No Brasil, as convocações em grupos criados em aplicativos de mensagens, os áudios feitos por pessoas de credenciais duvidosas – mas outorgadas pelos grupos uma certa voz de autoridade – e os vídeos com formato de relato testemunhal moldaram a ação dos golpistas. Aqui houve, talvez, a expressão mais clara do ideal fascista descrito por Walter Benjamin. Em vez de atender à vontade das massas de modificar as relações de posse, o fascismo permite uma expressão da sua vontade, idealmente violenta, sem nenhuma realização.
A Grande Mentira Bolsonarista inclui a tentativa de reprodução da revolta do Sri Lanka como ilusão mirrada de que transplantar os acampamentos, abastecidos de comida, confortos e discurso radicalizante por uma elite econômica regional amotinada e líderes religiosos oportunistas, dos QGs das Forças Armadas para as sedes dos Três Poderes dispararia automaticamente algum dispositivo capaz de apagar a eleição do ano passado.
Há também, nos casos de Alemanha e Estados Unidos, um cenário de exploração do ressentimento como afeto fundamental. Ressentimento dos alemães para com os judeus, ressentimento dos norte-americanos brancos de classe média com as políticas de igualdade racial que instigam o medo histórico da substituição dos homens brancos como parcela dominante da sociedade, como teorizado em cima dos dados de uma pesquisa recente. No Brasil, o cenário é de outra complexidade.
O elemento histórico explorado é o medo do comunismo e sua associação com a tirania, a expropriação, a permissividade com a criminalidade, a perseguição religiosa e a difusão da pobreza com enriquecimento das classes dominantes. Se existe algum ressentimento a ser explorado foi porque o PT, que tradicionalmente denunciou a desigualdade na sociedade brasileira, foi incapaz de promover mais igualdade e ascensão social duradoura nos seus anos no governo, mas esse não parece ser o afeto principal sendo explorado nos grupos golpistas.

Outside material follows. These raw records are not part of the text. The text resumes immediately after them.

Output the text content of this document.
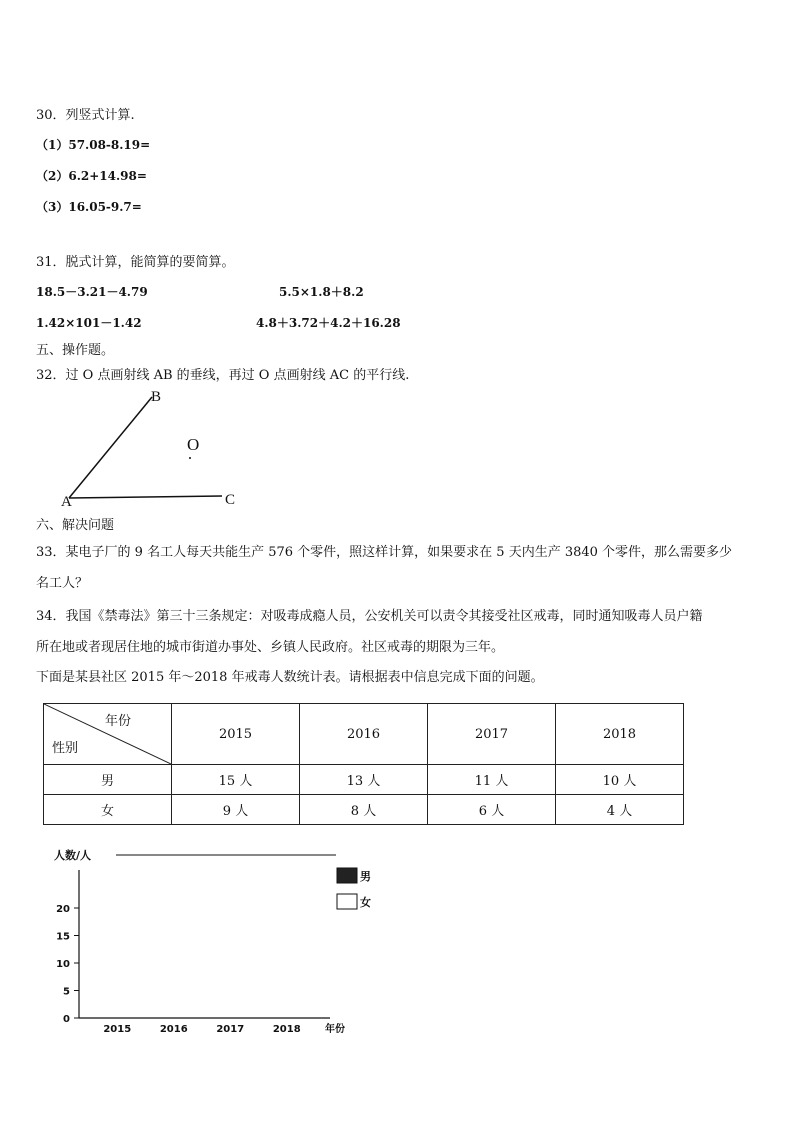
30．列竖式计算.
（1）57.08-8.19=
（2）6.2+14.98=
（3）16.05-9.7=
31．脱式计算，能简算的要简算。
18.5－3.21－4.79	5.5×1.8＋8.2
1.42×101－1.42	4.8＋3.72＋4.2＋16.28
五、操作题。
32．过 O 点画射线 AB 的垂线，再过 O 点画射线 AC 的平行线.
B
O
A	C
六、解决问题
33．某电子厂的 9 名工人每天共能生产 576 个零件，照这样计算，如果要求在 5 天内生产 3840 个零件，那么需要多少
名工人？
34．我国《禁毒法》第三十三条规定：对吸毒成瘾人员，公安机关可以责令其接受社区戒毒，同时通知吸毒人员户籍
所在地或者现居住地的城市街道办事处、乡镇人民政府。社区戒毒的期限为三年。
下面是某县社区 2015 年～2018 年戒毒人数统计表。请根据表中信息完成下面的问题。
年份
性别	2015	2016	2017	2018
男	15 人	13 人	11 人	10 人
女	9 人	8 人	6 人	4 人
人数/人
年份
0
5
10
15
20
2015	2016	2017	2018
男
女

No caso brasileiro um fator foi preponderante para a sustentação da Grande Mentira e fomento da violência: a ação das Forças Armadas. Mesmo abandonando os golpistas após a invasão da Praça dos Três Poderes, o comando militar foi conivente durante meses com os acampamentos de militantes, que hoje declaram que a parte final do plano era transferir esses acampamentos para dentro dos prédios do governo. Também nada fizeram para desmentir a desinformação que assolava esses amontoados de pessoas e incentivar comportamento civilizado e democrático e já haviam se engajado em campanhas de desinformação durante o governo Bolsonaro.

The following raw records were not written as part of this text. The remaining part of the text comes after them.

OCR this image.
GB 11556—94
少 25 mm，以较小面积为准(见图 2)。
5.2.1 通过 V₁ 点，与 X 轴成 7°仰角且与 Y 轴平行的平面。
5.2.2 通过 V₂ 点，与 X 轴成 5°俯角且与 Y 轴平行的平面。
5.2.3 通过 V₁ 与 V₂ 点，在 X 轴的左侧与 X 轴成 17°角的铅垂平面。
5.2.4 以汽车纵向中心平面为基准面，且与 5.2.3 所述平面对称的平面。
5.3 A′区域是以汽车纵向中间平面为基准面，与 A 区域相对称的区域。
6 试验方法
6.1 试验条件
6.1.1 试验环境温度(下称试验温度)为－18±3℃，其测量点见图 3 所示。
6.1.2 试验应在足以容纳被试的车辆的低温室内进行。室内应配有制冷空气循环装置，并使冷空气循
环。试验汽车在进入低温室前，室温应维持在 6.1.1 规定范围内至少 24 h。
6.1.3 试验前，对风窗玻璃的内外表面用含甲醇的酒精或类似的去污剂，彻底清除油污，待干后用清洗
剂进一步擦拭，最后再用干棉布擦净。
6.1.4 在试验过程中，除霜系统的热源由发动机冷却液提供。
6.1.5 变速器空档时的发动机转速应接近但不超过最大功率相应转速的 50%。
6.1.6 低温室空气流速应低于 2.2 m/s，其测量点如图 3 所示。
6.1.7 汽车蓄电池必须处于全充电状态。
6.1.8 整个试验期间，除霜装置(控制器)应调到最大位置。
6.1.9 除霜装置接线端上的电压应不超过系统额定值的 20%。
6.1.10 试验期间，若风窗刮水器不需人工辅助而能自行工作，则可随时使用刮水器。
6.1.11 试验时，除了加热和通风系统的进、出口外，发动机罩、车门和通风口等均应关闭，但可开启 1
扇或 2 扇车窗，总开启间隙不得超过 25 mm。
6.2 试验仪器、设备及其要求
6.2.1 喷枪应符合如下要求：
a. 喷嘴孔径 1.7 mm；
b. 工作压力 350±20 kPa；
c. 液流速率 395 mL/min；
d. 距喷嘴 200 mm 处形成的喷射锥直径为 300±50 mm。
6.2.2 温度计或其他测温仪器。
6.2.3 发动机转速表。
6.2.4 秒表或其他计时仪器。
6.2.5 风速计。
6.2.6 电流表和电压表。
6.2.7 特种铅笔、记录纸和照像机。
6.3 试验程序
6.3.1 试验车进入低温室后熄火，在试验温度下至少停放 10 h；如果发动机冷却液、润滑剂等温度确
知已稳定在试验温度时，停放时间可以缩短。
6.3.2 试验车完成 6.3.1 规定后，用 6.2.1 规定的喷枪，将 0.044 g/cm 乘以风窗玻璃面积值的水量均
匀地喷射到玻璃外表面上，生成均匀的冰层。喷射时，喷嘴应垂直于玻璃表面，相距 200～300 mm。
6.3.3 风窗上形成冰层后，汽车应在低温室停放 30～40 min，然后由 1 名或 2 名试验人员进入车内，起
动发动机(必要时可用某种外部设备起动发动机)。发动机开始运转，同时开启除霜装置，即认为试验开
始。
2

Assim como Snyder, penso que o caminho para um Brasil livre dessa grande mentira passa por uma repluralização da mídia e um comprometimento com fatos como um bem público. Diferente dele, que pensa os Estados Unidos, creio que aqui é necessário deixar de imaginar na política um mundo de heróis e vilões, desmistificando os movimentos sociais e a esquerda e identificando corretamente os problemas nacionais e suas origens, assim como os papéis e limites reais das instituições de Estado, como as Forças Armadas e o Supremo Tribunal Federal, e da sociedade civil, como as igrejas e os setores produtivos.